L’expérience de la volonté constitue la base et l’incitation même à l’action: faire face à un événement, surtout s’il est douloureux, c’est difficile, mais à la fin c’est gratifiant. Etre conscient de l’union entre Moi et volonté donne- presque automatiquement- la force pour le changement, jusqu’au changement radical de notre monde intérieur. On se sent conscient de pouvoir choisir les rapports, s’opérer pour les changements dans la personnalité; on obtient, enfin, la conscience qui augmente la sureté, la luminosité et l’intégrité.
Antonella Canonico est diplômée en Psychologie avec plein notes (10/10) à l’Université d’Etat de Ljubljana, avec une thèse en thanatologie: Mourir sans peur, la mort dans notre civilisation: deux propositions pour l’affronter.
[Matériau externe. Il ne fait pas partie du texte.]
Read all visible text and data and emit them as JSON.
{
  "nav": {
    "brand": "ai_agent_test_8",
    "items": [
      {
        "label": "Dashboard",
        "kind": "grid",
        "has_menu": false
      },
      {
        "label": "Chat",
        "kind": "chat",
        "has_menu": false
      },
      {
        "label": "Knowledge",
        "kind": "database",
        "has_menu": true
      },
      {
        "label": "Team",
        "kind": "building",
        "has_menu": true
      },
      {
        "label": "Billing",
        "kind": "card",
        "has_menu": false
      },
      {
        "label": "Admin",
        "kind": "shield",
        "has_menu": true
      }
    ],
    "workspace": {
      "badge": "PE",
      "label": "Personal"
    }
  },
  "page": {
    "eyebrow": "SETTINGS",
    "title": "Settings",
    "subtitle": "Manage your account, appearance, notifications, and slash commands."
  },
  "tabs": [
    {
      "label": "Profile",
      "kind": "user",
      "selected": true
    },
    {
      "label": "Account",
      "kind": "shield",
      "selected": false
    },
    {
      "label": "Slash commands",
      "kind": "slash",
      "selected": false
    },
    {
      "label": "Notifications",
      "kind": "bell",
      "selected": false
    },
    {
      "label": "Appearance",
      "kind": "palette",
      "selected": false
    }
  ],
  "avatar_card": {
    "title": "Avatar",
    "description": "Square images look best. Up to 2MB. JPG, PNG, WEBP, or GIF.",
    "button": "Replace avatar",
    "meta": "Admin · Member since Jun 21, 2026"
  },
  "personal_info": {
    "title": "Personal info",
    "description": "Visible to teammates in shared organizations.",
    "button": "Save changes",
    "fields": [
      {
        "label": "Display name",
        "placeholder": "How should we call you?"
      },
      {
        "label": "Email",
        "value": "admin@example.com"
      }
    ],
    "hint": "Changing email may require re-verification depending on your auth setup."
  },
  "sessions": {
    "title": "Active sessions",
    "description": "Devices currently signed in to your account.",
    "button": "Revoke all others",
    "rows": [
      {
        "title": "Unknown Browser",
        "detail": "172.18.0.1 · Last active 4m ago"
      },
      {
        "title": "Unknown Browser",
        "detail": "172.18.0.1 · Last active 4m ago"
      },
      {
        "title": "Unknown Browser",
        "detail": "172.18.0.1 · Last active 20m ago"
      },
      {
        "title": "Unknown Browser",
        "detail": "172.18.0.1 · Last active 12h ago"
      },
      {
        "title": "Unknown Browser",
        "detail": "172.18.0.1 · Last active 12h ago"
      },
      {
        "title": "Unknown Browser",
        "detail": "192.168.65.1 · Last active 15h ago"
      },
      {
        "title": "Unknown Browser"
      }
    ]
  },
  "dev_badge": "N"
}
Elle a suivie des cours de spécialisation et perfectionnement auprès de prestigieuses institutions en Italie et à l’extérieur- entre ceci cours de spécialisation à l’hôpital San Raffaele de Milan en psychologie des procès cognitifs; Master PNL International, Master National Guild of Ipnotista et Analgesy Practitionner suivis au centre ISI-CNV de Nice; master en Psychothérapie Brève Stratégique au Centre de Thérapie Stratégique de Milan.
Depuis 1979 participe au recherches de iLabs, où elle est responsable de la Section de Psychologie depuis 1989.
En qualité de psychologue clinique, elle enseigne depuis 1990 la méditation et la visualisation active en appliquant les mêmes en contexte clinique (dépression, anxiété, peur, problèmes de la personnalité, acceptation de la propre maladie, gestion de l’accouchement, surmonter la peur de la mort).
En 2002 elle a fondé le Centre BUDDHAMAM, nait pour la gestion du stress soit à niveau pathologique, qu’à niveau préventif. Dans le livre Body Visions de Francesco Morace (Future Concept Lab, 2005) le centre a été introduit entre les six tendances plus innovatrices au monde dans le domaine du bienêtre et beauté.
En 2007 est co-autrice ensemble à Gabriele Rossi du livre Demi-Immortalité. Le prolongement indéfini de la vie.